Der Beschwerdeführer hat dem Bund Aufwendungen in der Höhe von EUR 381,90 binnen zwei Wochen bei sonstiger Exekution zu ersetzen.
Begründung
Mit rechtskräftigem Bescheid des Unabhängigen Verwaltungssenates des Landes Vorarlberg vom 22. Juli 1998 wurde der Beschwerdeführer der Begehung von 21 Verwaltungsübertretungen gemäß § 28 Abs. 1 Z 1 lit. a in Verbindung mit § 3 Abs. 1 Ausländerbeschäftigungsgesetz für schuldig erkannt und über ihn hiefür 21 Geldstrafen - unter Anwendung der außerordentlichen Strafmilderung nach § 20 VStG - in Höhe von jeweils S 10.000,-- (für jeden unberechtigt beschäftigten Ausländer) verhängt.
Die Behandlung der vom Beschwerdeführer gegen diesen Bescheid erhobenen Beschwerde hat zunächst der Verfassungsgerichtshof mit Beschluss vom 14. Oktober 1998, B 1707/98-4, gemäß Art. 144 Abs. 3 B-VG und danach der Verwaltungsgerichtshof mit Beschluss vom 16. Mai 2001, Zl. 98/09/0333, gemäß § 33a VwGG abgelehnt. Auf die Begründung des genannten Ablehnungsbeschlusses vom 16. Mai 2001 wird gemäß § 43 Abs. 2 und 9 VwGG verwiesen.
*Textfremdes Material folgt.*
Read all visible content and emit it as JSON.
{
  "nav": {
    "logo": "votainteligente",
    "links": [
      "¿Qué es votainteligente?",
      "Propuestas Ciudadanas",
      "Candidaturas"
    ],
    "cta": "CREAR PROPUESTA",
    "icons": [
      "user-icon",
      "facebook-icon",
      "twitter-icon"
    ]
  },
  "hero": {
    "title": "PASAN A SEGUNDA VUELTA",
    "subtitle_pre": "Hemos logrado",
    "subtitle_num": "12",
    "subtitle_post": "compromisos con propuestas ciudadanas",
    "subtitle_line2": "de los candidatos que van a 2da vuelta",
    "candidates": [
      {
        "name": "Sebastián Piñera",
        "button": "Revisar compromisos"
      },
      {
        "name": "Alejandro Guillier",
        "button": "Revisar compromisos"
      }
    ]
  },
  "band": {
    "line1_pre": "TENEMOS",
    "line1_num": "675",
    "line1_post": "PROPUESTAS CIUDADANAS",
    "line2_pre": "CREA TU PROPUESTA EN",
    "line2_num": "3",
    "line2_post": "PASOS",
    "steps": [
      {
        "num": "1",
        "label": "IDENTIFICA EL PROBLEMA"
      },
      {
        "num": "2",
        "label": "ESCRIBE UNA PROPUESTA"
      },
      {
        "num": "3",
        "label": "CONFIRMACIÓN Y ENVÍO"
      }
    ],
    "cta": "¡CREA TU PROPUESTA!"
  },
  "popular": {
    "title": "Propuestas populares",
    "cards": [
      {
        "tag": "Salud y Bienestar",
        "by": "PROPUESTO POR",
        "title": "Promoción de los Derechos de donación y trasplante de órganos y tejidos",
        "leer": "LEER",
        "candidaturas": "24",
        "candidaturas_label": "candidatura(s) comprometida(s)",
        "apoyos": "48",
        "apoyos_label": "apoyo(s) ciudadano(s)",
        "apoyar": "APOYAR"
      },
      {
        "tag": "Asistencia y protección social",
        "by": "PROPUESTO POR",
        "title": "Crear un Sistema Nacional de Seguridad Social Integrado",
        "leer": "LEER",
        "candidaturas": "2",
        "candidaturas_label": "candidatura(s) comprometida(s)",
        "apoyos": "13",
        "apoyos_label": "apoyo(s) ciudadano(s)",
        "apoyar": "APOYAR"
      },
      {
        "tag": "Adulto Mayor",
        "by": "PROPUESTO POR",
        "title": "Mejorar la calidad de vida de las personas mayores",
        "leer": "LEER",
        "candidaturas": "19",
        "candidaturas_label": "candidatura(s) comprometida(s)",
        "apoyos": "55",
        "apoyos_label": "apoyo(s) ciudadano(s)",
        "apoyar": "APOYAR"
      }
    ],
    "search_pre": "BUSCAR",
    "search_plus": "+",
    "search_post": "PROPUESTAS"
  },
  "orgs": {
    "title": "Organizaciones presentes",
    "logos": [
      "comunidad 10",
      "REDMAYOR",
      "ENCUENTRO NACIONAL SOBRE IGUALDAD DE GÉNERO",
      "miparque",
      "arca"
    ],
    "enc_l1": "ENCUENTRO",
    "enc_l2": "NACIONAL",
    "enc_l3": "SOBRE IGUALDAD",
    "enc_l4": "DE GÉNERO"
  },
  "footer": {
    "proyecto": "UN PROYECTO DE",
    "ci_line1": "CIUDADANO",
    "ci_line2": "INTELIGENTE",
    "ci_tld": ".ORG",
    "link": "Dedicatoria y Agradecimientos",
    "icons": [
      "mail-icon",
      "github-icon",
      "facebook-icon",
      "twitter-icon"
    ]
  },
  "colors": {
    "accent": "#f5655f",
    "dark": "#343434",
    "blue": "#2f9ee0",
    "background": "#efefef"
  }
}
Der Beschwerdeführer stellte mit einem Schriftsatz vom 5. Juli 2002 den Antrag, "die seinerzeitigen Geldstrafen (gemeint sind damit die genannten rechtskräftig verhängten 21 Geldstrafen wegen der unberechtigten Beschäftigung von 21 Ausländern) wegen geänderter persönlicher Verhältnisse angemessen, nämlich auf ein Zehntel des ursprünglichen Wertes, herabzusetzen, oder von ihrer Eintreibung ganz abzusehen." Diesen Antrag begründete er damit, dass er im Jahr 1999 einen schweren Unfall erlitten habe und seither querschnittgelähmt sei; er habe deshalb seine Erwerbstätigkeit (als selbständiger Unternehmer) aufgeben müssen und er beziehe nur mehr eine Erwerbsunfähigkeitspension. Er sei daher nicht in der Lage, auch nur einen Teil der verhängten Geldstrafen und Verfahrenskosten zu bezahlen.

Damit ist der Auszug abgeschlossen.